L'image du monde qu'avait Wallander était assez simple. Il ne voulait pas être un solitaire aigri, ne voulait ni vieillir seul en recevant la visite de sa fille et de temps à autre, peut-être, celle d'un ancien collègue qui se serait soudain souvenu qu'il était encore en vie. Il n'entretenait aucun espoir édifiant comme quoi Autre Chose l'attendait après la traversée du fleuve noir. Il n'y avait rien là-bas que la nuit d'où il avait émergé à sa naissance. Jusqu'à ses cinquante ans, il avait entretenu une peur confuse de la mort, et du fait de devoir rester mort si longtemps, pour reprendre la formule qui résumait le mieux, pour lui, son sentiment. Il avait vu trop de cadavres au cours de sa vie et rien sur leurs visages muets ne suggérait qu'un Ciel eût recueilli leur âme. Comme tant d'autres policiers, il avait assisté à toutes les variantes imaginables de la mort. Juste après son cinquantième anniversaire - célébré au commissariat par l'achat d'un gâteau et par un fade discours de la chef de police de l'époque, Lisa Holgersson, qui s'était contentée d'aligner un chapelet de platitudes - il avait commencé à évoquer dans un carnet, acquis pour l'occasion, tous les morts qui avaient un jour ou l'autre croisé son chemin. Une activité macabre, dont lui-même ne comprenait pas du tout pourquoi elle l'attirait tant. Parvenu à son dixième suicidé - un toxicomane d'une quarantaine d'années affligé de tous les problèmes qui puissent exister -, il laissa tomber. Le type, qui s'appelait Welin, s'était pendu dans le grenier de son squat. Il s'était arrangé pour se rompre les vertèbres cervicales et éviter ainsi d'être étranglé à petit feu. Le légiste avait par la suite confié à Wallander que le stratagème avait réussi, et qu'il était mort sur le coup ; ainsi cet homme avait réussi à être pour lui-même un bourreau compétent. Après cela, Wallander avait abandonné les suicidés et consacré stupidement quelques heures à essayer de se rappeler plutôt les jeunes morts, y compris les enfants, qu'il avait vus au long de sa carrière. Mais il y renonça vite, c'était trop désagréable. Dans la foulée, il eut honte et brûla son carnet, comme s'il s'était laissé aller à un penchant pervers, un penchant défendu. Au fond, se dit-il, il était quelqu'un de foncièrement jovial. Il devait juste s'autoriser à cultiver un peu plus cet aspect de lui-même.

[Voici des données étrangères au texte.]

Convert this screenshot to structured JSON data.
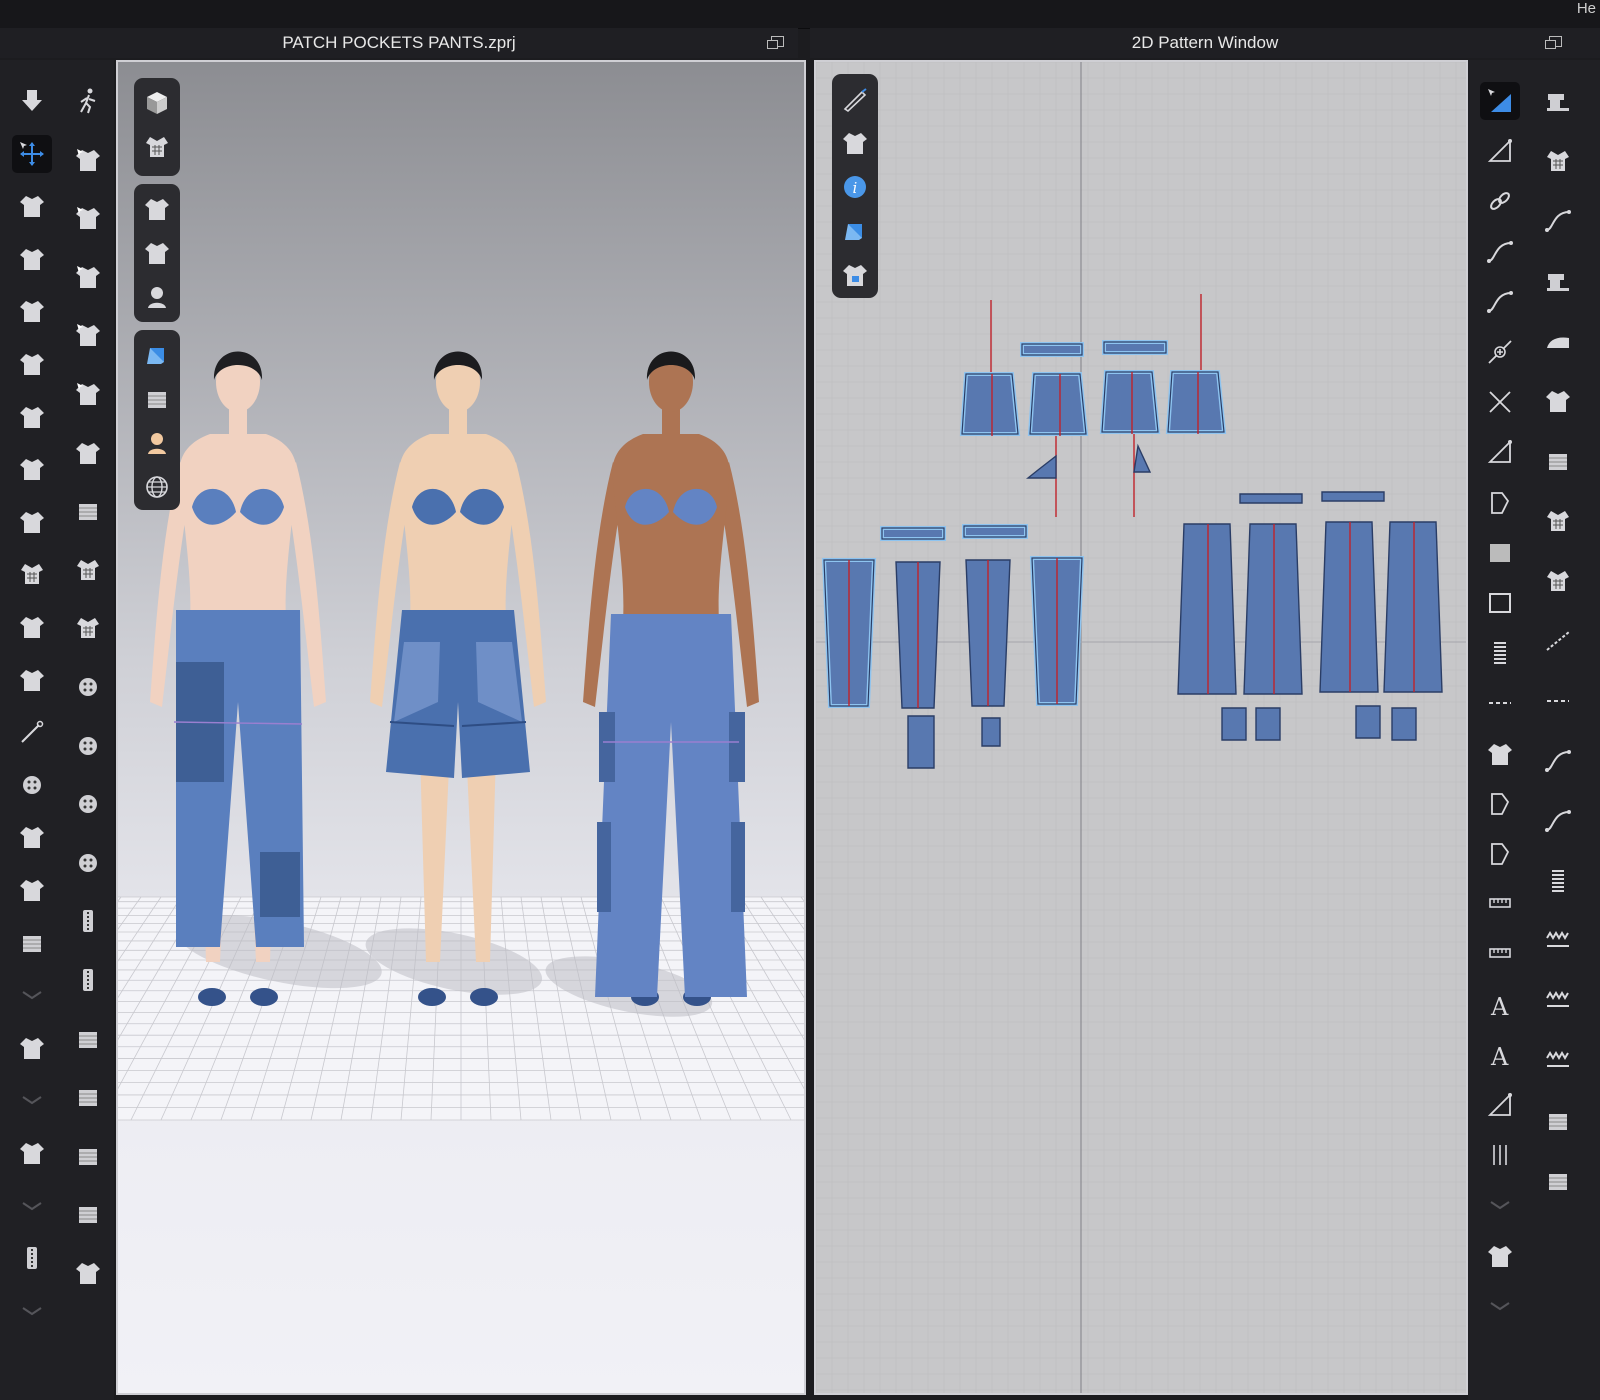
{
  "window": {
    "corner_text": "He"
  },
  "viewport3d": {
    "title": "PATCH POCKETS PANTS.zprj",
    "bg_top": "#8e8f94",
    "bg_bottom": "#f0f0f5",
    "avatars": [
      {
        "skin": "#f1d2c1",
        "hair": "#1f1f22",
        "garment": "#5a7fbe",
        "patch": "#3e5f95",
        "style": "long-pants-knee-patch"
      },
      {
        "skin": "#efcfb2",
        "hair": "#1c1c1f",
        "garment": "#4a70ae",
        "patch": "#3a5d97",
        "style": "shorts"
      },
      {
        "skin": "#ad7453",
        "hair": "#1a1a1c",
        "garment": "#6384c4",
        "patch": "#45659e",
        "style": "wide-pants-side-pocket"
      }
    ]
  },
  "pattern2d": {
    "title": "2D Pattern Window",
    "bg": "#c7c7c9",
    "piece_fill": "#5878b0",
    "piece_outline": "#8ec4f0",
    "seam_color": "#c0232b"
  },
  "toolbars": {
    "left_col1": [
      "arrow-down-icon",
      "select-move-icon",
      "lasso-select-icon",
      "marquee-select-icon",
      "garment-fit-icon",
      "garment-shrink-icon",
      "garment-expand-icon",
      "garment-drape-icon",
      "pin-garment-icon",
      "grid-pin-icon",
      "garment-flip-icon",
      "avatar-garment-icon",
      "needle-icon",
      "button-tool-icon",
      "topstitch-icon",
      "fold-icon",
      "layer-icon",
      "collapse-chevron-icon",
      "measure-up-icon",
      "collapse-chevron-icon",
      "seam-arc-icon",
      "collapse-chevron-icon",
      "zipper-tag-icon",
      "collapse-chevron-icon"
    ],
    "left_col2": [
      "avatar-walk-icon",
      "tack-icon",
      "tack-edit-icon",
      "tack-arrow-icon",
      "hanger-icon",
      "hanger-cross-icon",
      "fold-arrange-icon",
      "fabric-fold-icon",
      "garment-checker-icon",
      "garment-checker2-icon",
      "button-add-icon",
      "button-icon",
      "buttonhole-icon",
      "lock-button-icon",
      "zipper-icon",
      "zipper-slider-icon",
      "fabric-roll-icon",
      "fabric-square-icon",
      "fabric-roll2-icon",
      "fabric-square2-icon",
      "tape-join-icon"
    ],
    "vpanel_left": [
      "box-view-icon",
      "shirt-grid-icon",
      "tshirt-icon",
      "avatar-tool-icon",
      "avatar-head-icon",
      "fabric-blue-icon",
      "fabric-shade-icon",
      "skin-icon",
      "globe-icon"
    ],
    "vpanel_right": [
      "pen-tool-icon",
      "tshirt-icon",
      "info-icon",
      "fabric-blue-icon",
      "shirt-lock-icon"
    ],
    "right_col1": [
      "select-triangle-icon",
      "edit-triangle-icon",
      "link-icon",
      "curve-icon",
      "curve-point-icon",
      "add-point-icon",
      "cut-icon",
      "angle-icon",
      "pentagon-icon",
      "rectangle-fill-icon",
      "rectangle-icon",
      "spring-icon",
      "dashed-rect-icon",
      "pattern-copy-icon",
      "notch-icon",
      "fold-piece-icon",
      "ruler-icon",
      "ruler-horizontal-icon",
      "text-A-icon",
      "text-A-plain-icon",
      "angle-measure-icon",
      "vertical-lines-icon",
      "collapse-chevron-icon",
      "flip-icon",
      "collapse-chevron-icon"
    ],
    "right_col2": [
      "sewing-machine-icon",
      "grid-points-icon",
      "machine-curve-icon",
      "machine-search-icon",
      "iron-icon",
      "tshirt-icon",
      "fabric-press-icon",
      "checker-shirt-icon",
      "checker-shirt2-icon",
      "line-segment-icon",
      "dashed-line-icon",
      "wave-line-icon",
      "machine-wave-icon",
      "spring-vertical-icon",
      "zigzag-icon",
      "zigzag-double-icon",
      "zigzag-machine-icon",
      "plus-fabric-icon",
      "stack-icon"
    ]
  }
}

Mais la mort l'avait toujours accompagné. Il lui était aussi arrivé de tuer. Par deux fois. Dans les deux cas, l'enquête interne avait conclu à la légitime défense.
Ces deux êtres humains dont il avait causé la mort, c'était sa croix, tout à fait personnelle, qu'il portait en lui. S'il ne riait pas souvent, il le devait à ces expériences subies malgré lui.

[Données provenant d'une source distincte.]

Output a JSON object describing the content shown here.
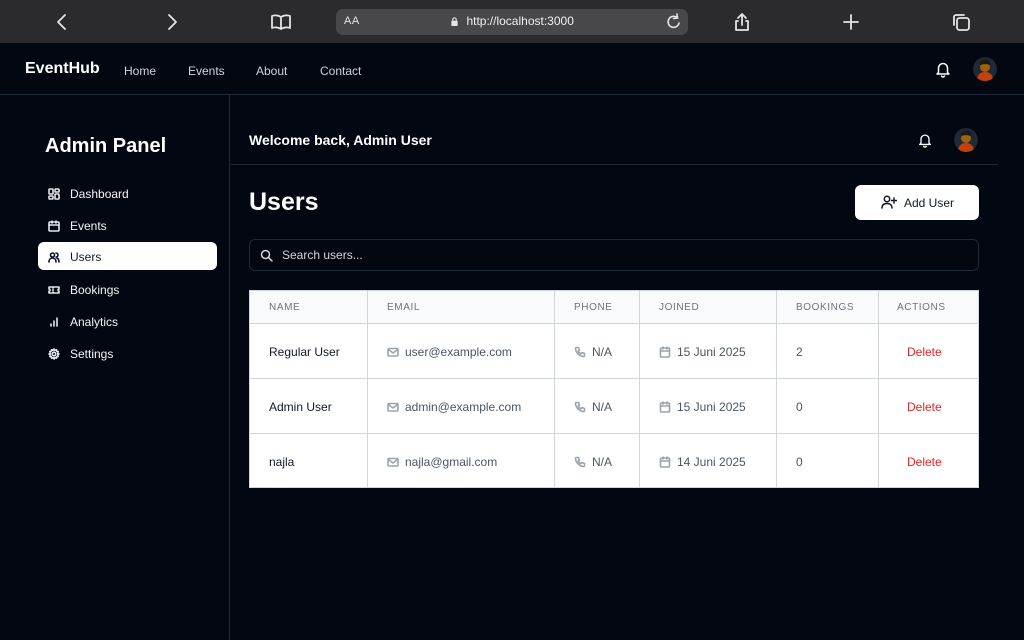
{
  "browser": {
    "aa_label": "AA",
    "url": "http://localhost:3000"
  },
  "site_nav": {
    "brand": "EventHub",
    "links": [
      "Home",
      "Events",
      "About",
      "Contact"
    ]
  },
  "sidebar": {
    "title": "Admin Panel",
    "items": [
      {
        "label": "Dashboard",
        "icon": "dashboard-icon"
      },
      {
        "label": "Events",
        "icon": "calendar-icon"
      },
      {
        "label": "Users",
        "icon": "users-icon",
        "active": true
      },
      {
        "label": "Bookings",
        "icon": "ticket-icon"
      },
      {
        "label": "Analytics",
        "icon": "bar-chart-icon"
      },
      {
        "label": "Settings",
        "icon": "gear-icon"
      }
    ]
  },
  "main": {
    "welcome": "Welcome back, Admin User",
    "page_title": "Users",
    "add_user_label": "Add User",
    "search_placeholder": "Search users...",
    "table": {
      "headers": [
        "NAME",
        "EMAIL",
        "PHONE",
        "JOINED",
        "BOOKINGS",
        "ACTIONS"
      ],
      "rows": [
        {
          "name": "Regular User",
          "email": "user@example.com",
          "phone": "N/A",
          "joined": "15 Juni 2025",
          "bookings": "2",
          "action": "Delete"
        },
        {
          "name": "Admin User",
          "email": "admin@example.com",
          "phone": "N/A",
          "joined": "15 Juni 2025",
          "bookings": "0",
          "action": "Delete"
        },
        {
          "name": "najla",
          "email": "najla@gmail.com",
          "phone": "N/A",
          "joined": "14 Juni 2025",
          "bookings": "0",
          "action": "Delete"
        }
      ]
    }
  },
  "colors": {
    "background": "#030712",
    "delete_action": "#dc2626",
    "active_item_bg": "#ffffff"
  }
}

Un beau jour, cependant, il prit une décision cruciale. Il s'était rendu à Löderup pour discuter avec un agriculteur victime d'une agression, non loin de la maison où vivait autrefois son père. En revenant vers Ystad, il aperçut le panneau d'une agence immobilière signalant une maison à vendre au bout d'un chemin gravillonné. La décision surgit de nulle part. Il freina, fit demi-tour et emprunta le chemin. Le corps de ferme à colombages devait à l'origine former un quadrilatère tronqué, mais l'une des ailes avait disparu, peut-être suite à un incendie. Il en fit le tour. C'était une belle journée au début de l'automne. Il se rappellerait le vol d'oiseaux migrateurs qui était passé en ligne droite, plein sud, juste au-dessus de sa tête. A priori seul le toit avait besoin d'être refait. La vue qu'on avait depuis la maison était éblouissante. On devinait la mer au loin, peut-être même distinguait-il la forme d'un ferry arrivant de Pologne, en route vers Ystad. Cet après midi-là, au mois de septembre 2003, il entama en quelques instants une histoire d'amour avec la maison solitaire.
Il remonta dans sa voiture et se rendit tout droit chez l'agent immobilier à Ystad. Le prix n'était pas si élevé qu'il ne puisse prendre un crédit dont il aurait les moyens de rembourser les traites. Dès le lendemain, il était de retour sur les lieux en compagnie de l'agent, un jeune homme qui s'exprimait d'une voix forcée et donnait l'impression d'être complètement ailleurs. La maison, expliqua-t-il à Wallander, appartenait à un jeune couple originaire de Stockholm qui avait choisi de s'installer en Scanie ; mais ils ne l'avaient même pas encore meublée qu'ils décidaient de se séparer. En parcourant les pièces vides, Wallander sentit qu'il n'y avait rien de caché dans ces murs-là qui fût de nature à l'effrayer. Et le plus important de tout, qui ressortait très clairement des explications de l'agent : il allait pouvoir emménager tout de suite. Le toit tiendrait le coup quelques années encore, avec un peu de chance. La seule urgence était de repeindre certaines pièces et de remplacer la baignoire ; voire d'acheter une gazinière neuve. Mais la chaudière avait quinze ans d'âge, la plomberie et l'électricité à peine davantage. Ça irait.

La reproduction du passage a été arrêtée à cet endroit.